21-08-11 Sun Valley Hillside Building 1 Roland.jpg

The city of Sun Valley has taken the first step toward making changes to its hillside development regulations. The zoning code amendments would allow staff or the Planning and Zoning Commission to approve limited development on steep sections of some lots.

Sun Valley leaders took the first formal step last week toward making changes to city code that would allow limited development on steep areas of some uneven or hillside lots.

City Council members voted 4-0 on Thursday, Oct. 7, to approve the first reading of the revised “hillside ordinance,” a set of regulations that has prohibited development on or encroachment into land areas with 25% slope or greater. To change the code, the City Council must approve and conduct three readings of the revised ordinance.

The vote came after the City Council delayed taking action in two previous meetings to have the Community Development Department make additional revisions to the proposed rule.

The changes suggested by Community Development Director Brittany Skelton would allow the city—either through review by planning staff or, in some required cases, the Planning and Zoning Commission—to approve small-scale encroachment into parts of lots that exceed 25% in grade.

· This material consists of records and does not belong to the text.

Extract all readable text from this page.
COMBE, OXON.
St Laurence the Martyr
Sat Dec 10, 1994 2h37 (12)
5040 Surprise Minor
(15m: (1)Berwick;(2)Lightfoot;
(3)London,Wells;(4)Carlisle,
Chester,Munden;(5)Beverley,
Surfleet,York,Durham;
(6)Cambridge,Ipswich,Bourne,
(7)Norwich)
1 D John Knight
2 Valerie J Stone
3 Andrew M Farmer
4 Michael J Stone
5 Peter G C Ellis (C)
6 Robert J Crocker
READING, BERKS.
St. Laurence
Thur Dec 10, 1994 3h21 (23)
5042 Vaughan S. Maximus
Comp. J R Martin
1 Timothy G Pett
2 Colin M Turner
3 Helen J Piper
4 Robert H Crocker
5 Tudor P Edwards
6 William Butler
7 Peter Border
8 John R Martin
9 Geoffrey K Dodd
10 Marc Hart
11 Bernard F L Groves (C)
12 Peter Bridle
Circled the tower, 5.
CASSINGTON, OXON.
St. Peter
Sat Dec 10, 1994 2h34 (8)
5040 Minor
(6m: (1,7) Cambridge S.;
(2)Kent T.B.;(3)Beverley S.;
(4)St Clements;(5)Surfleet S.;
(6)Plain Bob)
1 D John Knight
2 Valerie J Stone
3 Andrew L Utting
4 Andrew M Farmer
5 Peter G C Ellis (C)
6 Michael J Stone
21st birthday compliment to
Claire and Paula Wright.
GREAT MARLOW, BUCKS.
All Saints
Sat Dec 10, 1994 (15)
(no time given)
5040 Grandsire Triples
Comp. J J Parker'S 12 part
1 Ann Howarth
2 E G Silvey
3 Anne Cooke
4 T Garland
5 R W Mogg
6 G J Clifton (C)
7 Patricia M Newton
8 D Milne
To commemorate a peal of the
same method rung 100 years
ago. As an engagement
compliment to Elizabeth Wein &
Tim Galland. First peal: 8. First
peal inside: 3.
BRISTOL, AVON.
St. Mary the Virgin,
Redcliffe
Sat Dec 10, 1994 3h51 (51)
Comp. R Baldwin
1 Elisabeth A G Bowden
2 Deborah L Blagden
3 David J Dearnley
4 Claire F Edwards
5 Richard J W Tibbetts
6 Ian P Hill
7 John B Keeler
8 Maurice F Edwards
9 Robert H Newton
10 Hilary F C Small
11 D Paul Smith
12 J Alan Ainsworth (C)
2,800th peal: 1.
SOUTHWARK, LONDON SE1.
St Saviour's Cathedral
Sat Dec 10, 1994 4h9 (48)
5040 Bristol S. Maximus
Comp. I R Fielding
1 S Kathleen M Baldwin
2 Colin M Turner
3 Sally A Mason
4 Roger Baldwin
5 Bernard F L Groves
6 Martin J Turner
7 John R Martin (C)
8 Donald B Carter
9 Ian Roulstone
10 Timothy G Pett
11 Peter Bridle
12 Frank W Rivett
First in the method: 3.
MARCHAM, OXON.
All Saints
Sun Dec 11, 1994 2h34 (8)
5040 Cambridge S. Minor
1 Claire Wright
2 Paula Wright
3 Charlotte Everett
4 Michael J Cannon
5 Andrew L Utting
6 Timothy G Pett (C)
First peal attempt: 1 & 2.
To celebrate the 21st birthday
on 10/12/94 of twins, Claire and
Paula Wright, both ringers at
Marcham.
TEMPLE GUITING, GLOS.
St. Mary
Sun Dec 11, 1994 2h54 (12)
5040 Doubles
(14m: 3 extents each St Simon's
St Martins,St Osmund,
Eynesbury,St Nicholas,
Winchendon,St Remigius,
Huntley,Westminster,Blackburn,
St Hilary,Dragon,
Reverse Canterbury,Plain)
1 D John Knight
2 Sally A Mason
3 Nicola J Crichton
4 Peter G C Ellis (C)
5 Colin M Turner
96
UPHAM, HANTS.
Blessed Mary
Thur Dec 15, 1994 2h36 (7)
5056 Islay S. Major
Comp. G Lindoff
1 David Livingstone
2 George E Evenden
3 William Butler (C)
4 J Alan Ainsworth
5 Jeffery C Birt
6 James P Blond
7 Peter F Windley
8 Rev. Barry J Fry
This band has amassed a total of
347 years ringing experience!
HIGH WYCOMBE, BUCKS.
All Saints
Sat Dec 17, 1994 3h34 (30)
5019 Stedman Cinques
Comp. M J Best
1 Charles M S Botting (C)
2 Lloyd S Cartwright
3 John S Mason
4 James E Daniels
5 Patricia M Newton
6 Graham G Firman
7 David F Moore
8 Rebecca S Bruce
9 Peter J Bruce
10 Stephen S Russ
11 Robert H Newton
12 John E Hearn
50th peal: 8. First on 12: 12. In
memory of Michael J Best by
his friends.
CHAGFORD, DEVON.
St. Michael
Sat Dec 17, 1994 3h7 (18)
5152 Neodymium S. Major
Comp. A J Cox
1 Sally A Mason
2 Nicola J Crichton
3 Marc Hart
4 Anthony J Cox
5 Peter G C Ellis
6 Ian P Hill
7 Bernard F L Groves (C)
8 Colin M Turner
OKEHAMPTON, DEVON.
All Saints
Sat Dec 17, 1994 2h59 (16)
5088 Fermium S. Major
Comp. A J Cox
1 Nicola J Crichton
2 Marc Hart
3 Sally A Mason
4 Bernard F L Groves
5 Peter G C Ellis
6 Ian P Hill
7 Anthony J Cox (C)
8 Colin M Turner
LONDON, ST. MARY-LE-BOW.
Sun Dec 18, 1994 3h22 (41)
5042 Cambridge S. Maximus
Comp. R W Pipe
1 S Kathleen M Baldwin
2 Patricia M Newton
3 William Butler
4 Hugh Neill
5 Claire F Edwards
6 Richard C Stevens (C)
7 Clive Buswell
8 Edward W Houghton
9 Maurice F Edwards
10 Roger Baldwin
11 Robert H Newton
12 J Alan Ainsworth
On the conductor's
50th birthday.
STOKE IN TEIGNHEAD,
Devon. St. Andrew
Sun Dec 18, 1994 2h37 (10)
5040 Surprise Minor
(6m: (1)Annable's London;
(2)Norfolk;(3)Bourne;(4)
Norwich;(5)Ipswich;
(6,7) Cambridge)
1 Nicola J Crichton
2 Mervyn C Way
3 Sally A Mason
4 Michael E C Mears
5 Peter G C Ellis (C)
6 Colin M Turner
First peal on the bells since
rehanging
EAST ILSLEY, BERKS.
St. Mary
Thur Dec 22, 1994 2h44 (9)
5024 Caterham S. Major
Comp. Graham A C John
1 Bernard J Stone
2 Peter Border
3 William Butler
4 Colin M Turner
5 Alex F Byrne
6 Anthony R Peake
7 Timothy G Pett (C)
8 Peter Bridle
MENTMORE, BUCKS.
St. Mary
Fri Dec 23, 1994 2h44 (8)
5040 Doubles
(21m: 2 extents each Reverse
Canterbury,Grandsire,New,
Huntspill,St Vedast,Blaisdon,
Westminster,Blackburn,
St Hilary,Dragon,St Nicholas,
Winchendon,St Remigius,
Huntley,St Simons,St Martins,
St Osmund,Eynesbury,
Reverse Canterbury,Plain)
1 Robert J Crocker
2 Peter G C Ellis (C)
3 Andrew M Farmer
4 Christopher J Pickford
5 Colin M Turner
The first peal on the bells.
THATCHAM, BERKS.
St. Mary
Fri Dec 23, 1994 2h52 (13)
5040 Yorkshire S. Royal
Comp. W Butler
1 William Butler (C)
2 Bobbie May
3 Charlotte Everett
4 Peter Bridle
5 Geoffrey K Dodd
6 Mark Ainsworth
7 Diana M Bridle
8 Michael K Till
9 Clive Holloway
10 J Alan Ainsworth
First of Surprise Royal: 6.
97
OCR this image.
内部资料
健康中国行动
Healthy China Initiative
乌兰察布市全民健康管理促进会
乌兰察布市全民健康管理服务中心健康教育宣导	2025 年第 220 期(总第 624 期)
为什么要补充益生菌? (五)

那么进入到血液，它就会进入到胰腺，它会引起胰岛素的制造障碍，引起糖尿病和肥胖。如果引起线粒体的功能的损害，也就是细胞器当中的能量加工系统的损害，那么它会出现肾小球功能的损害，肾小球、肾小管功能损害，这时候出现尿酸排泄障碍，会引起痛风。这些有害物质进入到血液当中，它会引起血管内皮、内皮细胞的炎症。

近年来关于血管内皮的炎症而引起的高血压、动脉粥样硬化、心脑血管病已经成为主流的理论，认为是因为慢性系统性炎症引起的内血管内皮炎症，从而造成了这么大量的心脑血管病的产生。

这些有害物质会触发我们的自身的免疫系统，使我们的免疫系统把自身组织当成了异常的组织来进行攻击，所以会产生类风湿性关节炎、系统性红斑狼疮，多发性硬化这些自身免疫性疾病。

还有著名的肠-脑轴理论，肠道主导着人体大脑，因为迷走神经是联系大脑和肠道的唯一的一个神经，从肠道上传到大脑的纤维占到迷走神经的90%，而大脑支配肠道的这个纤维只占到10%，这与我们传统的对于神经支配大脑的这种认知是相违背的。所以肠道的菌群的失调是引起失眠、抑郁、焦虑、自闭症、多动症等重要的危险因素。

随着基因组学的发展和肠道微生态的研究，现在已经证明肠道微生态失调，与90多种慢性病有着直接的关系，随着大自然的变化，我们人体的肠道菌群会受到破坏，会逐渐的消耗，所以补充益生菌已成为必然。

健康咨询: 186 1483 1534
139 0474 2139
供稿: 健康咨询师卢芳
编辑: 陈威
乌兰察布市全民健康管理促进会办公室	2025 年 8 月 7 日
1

If the amendments to the code are fully approved by the City Council, the city would have the ability to approve the encroachments in limited cases if the development is in line with the “intent and purpose” of the city’s existing hillside development regulations. The stated goals of the existing regulations include “protecting natural landmarks and prominent natural features of hillsides, ridges … and the natural skyline,” as well as “directing development to areas of least slope on hillside property.”

The primary reason for the proposed changes is to create an administrative review and approval process for the limited encroachments onto steep slopes, instead of the city having to review and grant code variance requests from landowners to permit what it deems to be reasonable development. Some approved variances have been for driveways and to allow safe and effective access for emergency vehicles. Others have allowed a residence to encroach into an undulation on a lot.

The number of requests for variances to the prohibition on development on grades higher than 25% has soared in 2021, city staff have stated. The city should allow an easier way for approval of minor encroachments than requiring a variance, Skelton has said.

There are about 150 vacant, legal lots in the city, many of them featuring slopes.

The city’s hillside regulations have been credited with preserving pristine views and the natural features of hillsides and other prominent land areas. As in previous meetings, Skelton told the City Council that the proposed amendments to city code do not guarantee a right to encroach onto steeper slopes and are not intended to allow development “creep” farther up hillsides and more into view.

Recent revisions to the new ordinance explicitly state those intentions, Skelton said.

“The intent of these proposed exemptions for encroachments in the 25% slope are not a given, they’re not by right, they’re not an entitlement,” she said.

The intent of the existing ordinance would not be diminished, Skelton said.

“These are not intended to be loopholes or used as such,” she said.

Councilman Keith Saks said he is concerned about whether future city planners or P&Z commissioners would have the same interpretation of the intent of the hillside regulations and what degree of encroachment would be appropriate.

“We don’t know in the future who will be making these decisions,” Saks said.

After the meeting, Saks said he has asked that a revised version of the ordinance for consideration of a second reading by the City Council include a notice and review process in which affected neighbors can express their concerns.

Councilman Brad DuFur said his initial reaction to potentially changing the hillside ordinance was “not to touch it,” but when he read the amendments, they made sense to him.

“I’ve been here for 30 years,” he said. “The last thing I want to see is buildings going higher on the hillside.”